One occurs just before ovulation estrogenrise. The follicle, the tissue around the mature egg cell, produces more estrogen and thus initiates ovulation. At the same time, due to the strong rise in estrogen, there is a positive feedback with the pituitary gland, whereupon the stimulus increasingly releases LH (lutenizing hormone).
LH causes the follicle to be converted into a corpus luteum after ovulation. The corpus luteum consists mainly of fat and is used to produce progesterone.
In the second half of the cycle progesterone thus the predominant hormone, while the estrogen level drops again after ovulation. Progesterone prepares the uterus and the body in the event of fertilization for a possible implantation of the egg. If the implantation is not carried out, the progesterone level falls again and withdrawal bleeding occurs (menstruation).
Occurrence just before / during ovulation
Estrogens have in addition to that Cycle / fertility regulation also affects other organs, such as the kidney.
In the kidney it increases under the action of estrogen Sodium and water retention, less water is excreted.
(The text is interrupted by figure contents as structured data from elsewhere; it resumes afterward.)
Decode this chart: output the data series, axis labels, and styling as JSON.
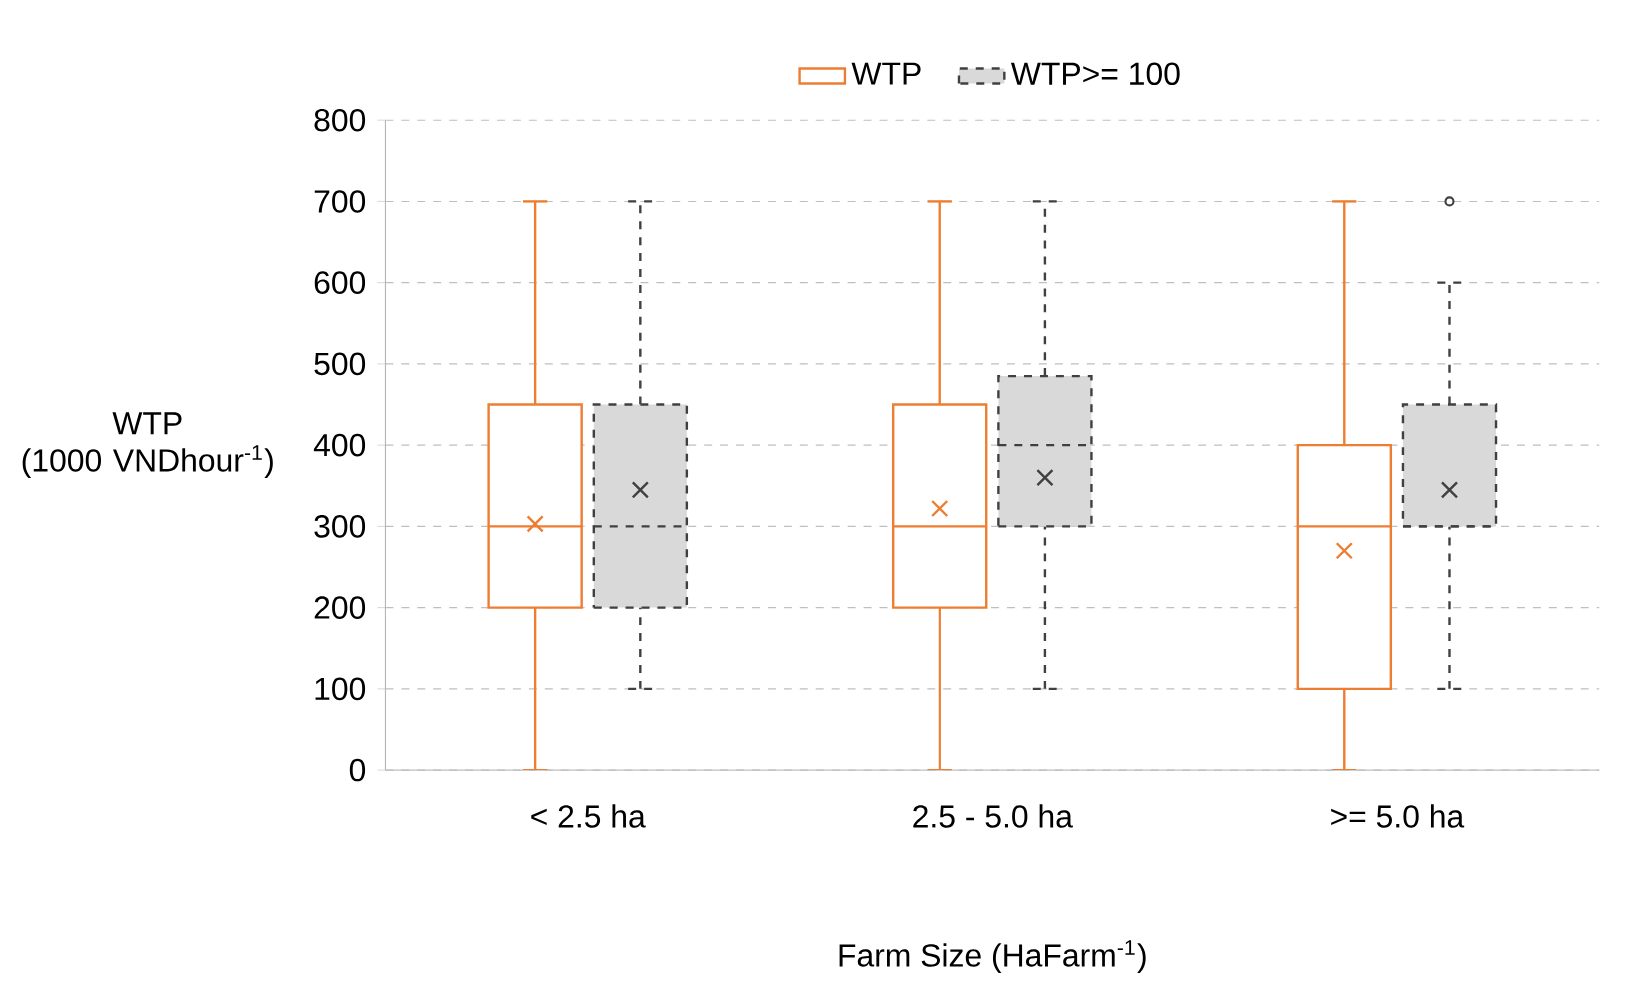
{
  "chart_data": {
    "type": "box",
    "xlabel": "Farm Size (HaFarm$^{-1}$)",
    "ylabel": "WTP (1000 VNDhour$^{-1}$)",
    "categories": [
      "< 2.5 ha",
      "2.5 - 5.0 ha",
      ">= 5.0 ha"
    ],
    "ylim": [
      0,
      800
    ],
    "yticks": [
      0,
      100,
      200,
      300,
      400,
      500,
      600,
      700,
      800
    ],
    "grid": "y",
    "legend": "top",
    "series": [
      {
        "name": "WTP",
        "color": "#ed7d31",
        "line_style": "solid",
        "boxes": [
          {
            "low": 0,
            "q1": 200,
            "median": 300,
            "q3": 450,
            "high": 700,
            "mean": 303
          },
          {
            "low": 0,
            "q1": 200,
            "median": 300,
            "q3": 450,
            "high": 700,
            "mean": 322
          },
          {
            "low": 0,
            "q1": 100,
            "median": 300,
            "q3": 400,
            "high": 700,
            "mean": 270
          }
        ]
      },
      {
        "name": "WTP>= 100",
        "color": "#d9d9d9",
        "line_style": "dashed",
        "boxes": [
          {
            "low": 100,
            "q1": 200,
            "median": 300,
            "q3": 450,
            "high": 700,
            "mean": 345
          },
          {
            "low": 100,
            "q1": 300,
            "median": 400,
            "q3": 485,
            "high": 700,
            "mean": 360
          },
          {
            "low": 100,
            "q1": 300,
            "median": 300,
            "q3": 450,
            "high": 600,
            "mean": 345,
            "outliers": [
              700
            ]
          }
        ]
      }
    ]
  }
}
As a further consequence, it can result in increased water content in the body too Edema come.
Many women therefore complain of swollen hands, eyelids, or a puffy feeling before or during ovulation. The chest pains are also increased Water retention established in the breast tissue. The growth of the breast, due to the swelling of the tissue, puts the skin under increased tension and thus increases the sensitivity of the skin nerves that supply it.
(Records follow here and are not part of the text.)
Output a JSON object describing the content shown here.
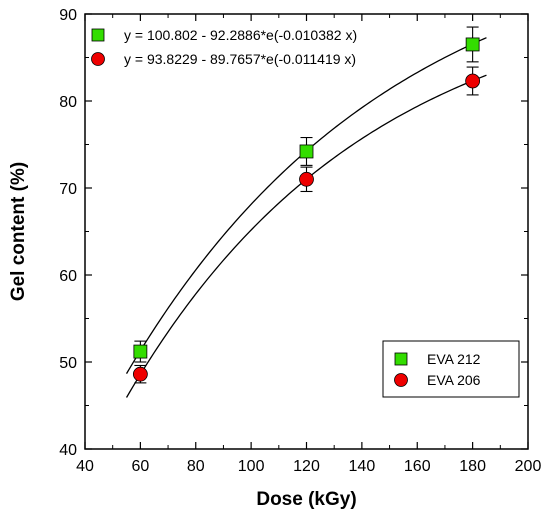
{
  "chart_data": {
    "type": "scatter",
    "xlabel": "Dose (kGy)",
    "ylabel": "Gel content (%)",
    "xlim": [
      40,
      200
    ],
    "ylim": [
      40,
      90
    ],
    "xticks": [
      40,
      60,
      80,
      100,
      120,
      140,
      160,
      180,
      200
    ],
    "yticks": [
      40,
      50,
      60,
      70,
      80,
      90
    ],
    "grid": false,
    "series": [
      {
        "name": "EVA 212",
        "marker": "square",
        "color": "#33dd00",
        "x": [
          60,
          120,
          180
        ],
        "y": [
          51.2,
          74.2,
          86.5
        ],
        "error": [
          1.2,
          1.6,
          2.0
        ],
        "fit_equation": "y = 100.802 - 92.2886*e(-0.010382 x)",
        "fit": {
          "a": 100.802,
          "b": 92.2886,
          "k": 0.010382,
          "x_range": [
            55,
            185
          ]
        }
      },
      {
        "name": "EVA 206",
        "marker": "circle",
        "color": "#ee0000",
        "x": [
          60,
          120,
          180
        ],
        "y": [
          48.6,
          71.0,
          82.3
        ],
        "error": [
          1.0,
          1.4,
          1.6
        ],
        "fit_equation": "y = 93.8229 - 89.7657*e(-0.011419 x)",
        "fit": {
          "a": 93.8229,
          "b": 89.7657,
          "k": 0.011419,
          "x_range": [
            55,
            185
          ]
        }
      }
    ],
    "equation_box_position": "top-left",
    "legend_position": "bottom-right"
  }
}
As described in the Causes section, a will occur in the second half of the cycle Drop in estrogen and one Increase in progesterone. Progesterone has a protective effect when it comes to water retention.
In women who report increased chest tension and pain in the second half of their cycle, a progesterone deficiency should be considered as the cause.
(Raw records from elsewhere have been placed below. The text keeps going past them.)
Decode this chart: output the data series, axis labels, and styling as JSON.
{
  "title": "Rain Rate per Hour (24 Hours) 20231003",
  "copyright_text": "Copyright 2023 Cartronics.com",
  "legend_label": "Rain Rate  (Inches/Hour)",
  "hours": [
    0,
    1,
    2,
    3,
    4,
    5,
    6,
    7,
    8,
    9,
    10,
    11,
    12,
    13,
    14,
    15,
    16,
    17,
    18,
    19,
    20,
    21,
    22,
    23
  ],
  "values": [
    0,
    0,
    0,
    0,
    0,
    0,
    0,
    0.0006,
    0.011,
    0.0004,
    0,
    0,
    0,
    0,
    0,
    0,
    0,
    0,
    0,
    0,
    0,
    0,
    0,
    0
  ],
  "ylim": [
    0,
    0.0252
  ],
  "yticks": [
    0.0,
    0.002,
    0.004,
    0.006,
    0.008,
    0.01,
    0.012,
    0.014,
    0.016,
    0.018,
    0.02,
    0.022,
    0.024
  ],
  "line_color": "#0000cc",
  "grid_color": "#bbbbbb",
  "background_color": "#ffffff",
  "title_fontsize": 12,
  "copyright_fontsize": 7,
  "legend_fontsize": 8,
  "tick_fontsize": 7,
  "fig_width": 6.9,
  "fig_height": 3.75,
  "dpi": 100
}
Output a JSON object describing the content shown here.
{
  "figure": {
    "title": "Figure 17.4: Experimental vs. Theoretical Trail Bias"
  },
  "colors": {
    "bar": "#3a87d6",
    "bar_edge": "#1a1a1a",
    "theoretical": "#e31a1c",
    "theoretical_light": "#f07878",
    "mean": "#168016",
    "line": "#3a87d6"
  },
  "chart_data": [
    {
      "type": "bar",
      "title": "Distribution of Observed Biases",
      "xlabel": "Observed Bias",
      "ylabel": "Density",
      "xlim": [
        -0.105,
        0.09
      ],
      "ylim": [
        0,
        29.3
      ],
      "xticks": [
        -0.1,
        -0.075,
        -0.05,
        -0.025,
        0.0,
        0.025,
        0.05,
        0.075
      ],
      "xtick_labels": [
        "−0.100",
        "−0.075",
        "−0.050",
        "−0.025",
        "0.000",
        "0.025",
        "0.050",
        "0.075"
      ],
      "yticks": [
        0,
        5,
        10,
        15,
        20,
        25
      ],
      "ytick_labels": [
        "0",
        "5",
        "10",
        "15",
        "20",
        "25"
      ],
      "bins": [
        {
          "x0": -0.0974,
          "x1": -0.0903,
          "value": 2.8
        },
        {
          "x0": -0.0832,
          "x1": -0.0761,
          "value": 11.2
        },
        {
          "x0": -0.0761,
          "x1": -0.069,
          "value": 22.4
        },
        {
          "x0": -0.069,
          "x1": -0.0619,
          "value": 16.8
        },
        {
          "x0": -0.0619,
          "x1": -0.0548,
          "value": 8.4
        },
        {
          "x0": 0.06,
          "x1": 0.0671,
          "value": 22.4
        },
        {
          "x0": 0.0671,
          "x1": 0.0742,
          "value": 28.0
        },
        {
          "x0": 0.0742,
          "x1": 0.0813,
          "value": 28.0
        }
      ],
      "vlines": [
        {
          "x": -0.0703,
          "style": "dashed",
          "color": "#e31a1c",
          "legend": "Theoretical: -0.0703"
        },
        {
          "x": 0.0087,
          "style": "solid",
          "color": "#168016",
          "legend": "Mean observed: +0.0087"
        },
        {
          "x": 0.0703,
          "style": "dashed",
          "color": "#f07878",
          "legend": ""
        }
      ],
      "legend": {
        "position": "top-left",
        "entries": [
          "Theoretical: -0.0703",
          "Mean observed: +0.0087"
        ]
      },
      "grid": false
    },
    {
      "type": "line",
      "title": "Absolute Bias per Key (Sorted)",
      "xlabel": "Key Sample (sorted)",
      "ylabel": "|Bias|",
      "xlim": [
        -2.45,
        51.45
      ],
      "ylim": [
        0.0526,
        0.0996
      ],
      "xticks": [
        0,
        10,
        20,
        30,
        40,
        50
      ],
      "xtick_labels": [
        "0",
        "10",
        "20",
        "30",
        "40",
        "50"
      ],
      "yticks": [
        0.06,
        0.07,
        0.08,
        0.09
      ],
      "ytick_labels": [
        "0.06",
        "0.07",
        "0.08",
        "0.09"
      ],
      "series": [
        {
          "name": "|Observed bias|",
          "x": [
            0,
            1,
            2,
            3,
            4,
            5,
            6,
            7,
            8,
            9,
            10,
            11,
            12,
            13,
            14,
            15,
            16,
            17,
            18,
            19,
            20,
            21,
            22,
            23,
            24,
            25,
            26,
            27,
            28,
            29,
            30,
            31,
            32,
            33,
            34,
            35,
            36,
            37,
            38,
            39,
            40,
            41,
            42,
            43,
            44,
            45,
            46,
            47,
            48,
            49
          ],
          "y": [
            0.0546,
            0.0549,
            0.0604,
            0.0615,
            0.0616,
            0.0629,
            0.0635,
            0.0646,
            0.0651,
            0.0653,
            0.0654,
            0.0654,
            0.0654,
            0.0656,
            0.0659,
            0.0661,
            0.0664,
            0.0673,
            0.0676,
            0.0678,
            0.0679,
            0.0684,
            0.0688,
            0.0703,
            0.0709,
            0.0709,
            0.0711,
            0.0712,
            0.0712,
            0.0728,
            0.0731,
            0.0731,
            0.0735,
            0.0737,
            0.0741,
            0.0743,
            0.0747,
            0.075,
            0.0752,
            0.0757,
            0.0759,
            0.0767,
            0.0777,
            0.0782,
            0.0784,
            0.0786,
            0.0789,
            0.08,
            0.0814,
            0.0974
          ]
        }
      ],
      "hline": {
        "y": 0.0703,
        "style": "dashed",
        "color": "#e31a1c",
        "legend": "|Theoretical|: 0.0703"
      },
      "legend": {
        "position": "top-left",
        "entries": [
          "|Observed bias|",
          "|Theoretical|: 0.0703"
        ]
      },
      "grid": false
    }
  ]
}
This represents a special form premenstrual syndrome there.
Symptomatic symptoms occur shortly before menstruation, including feelings of tension in the chest, nausea, food cravings, diarrhea, mood swings, reduced drive, headaches and back pain.
The reason for this is an imbalance in the estrogen / progesterone balance. Estimated 25-50% of women of childbearing age suffer from premenstrual syndrome.
In the case of pronounced symptoms with a high level of suffering, the substitution of Sex hormones help in the sense of oral contraceptives. Analgesics or antidepressants are also used if the symptoms are severe.
If it is less pronounced, certain Trigger substances like alcohol, nicotine, and caffeine help.
With regard to treatment options for pain during the first half of the cycle, therapy with analgesics (pain relievers) or contraceptives (oral contraceptives) can also provide relief.
The oral contraceptives aim to be permanent balance of the estrogen and progesterone levels and thus prevent concentration peaks as they occur in the physiological cycle.
Non-drug measuresthat promise possible improvement include warmth, light exercise, and diuretic teas (nettle tea).
Occurrence just before / during ovulation
In addition to regulating the cycle and fertility, estrogens also have an effect on other organs, such as the kidneys.
In the kidneys, the effects of estrogen lead to increased sodium and water retention, and less water is excreted. Another consequence of the increased water content in the body can be edema.
Many women therefore complain of swollen hands, eyelids, or a puffy feeling before or during ovulation. The pain in the chest is also due to the increased water retention in the breast tissue. The growth of the breast, due to the swelling of the tissue, puts the skin under increased tension and thus increases the sensitivity of the skin nerves that supply it.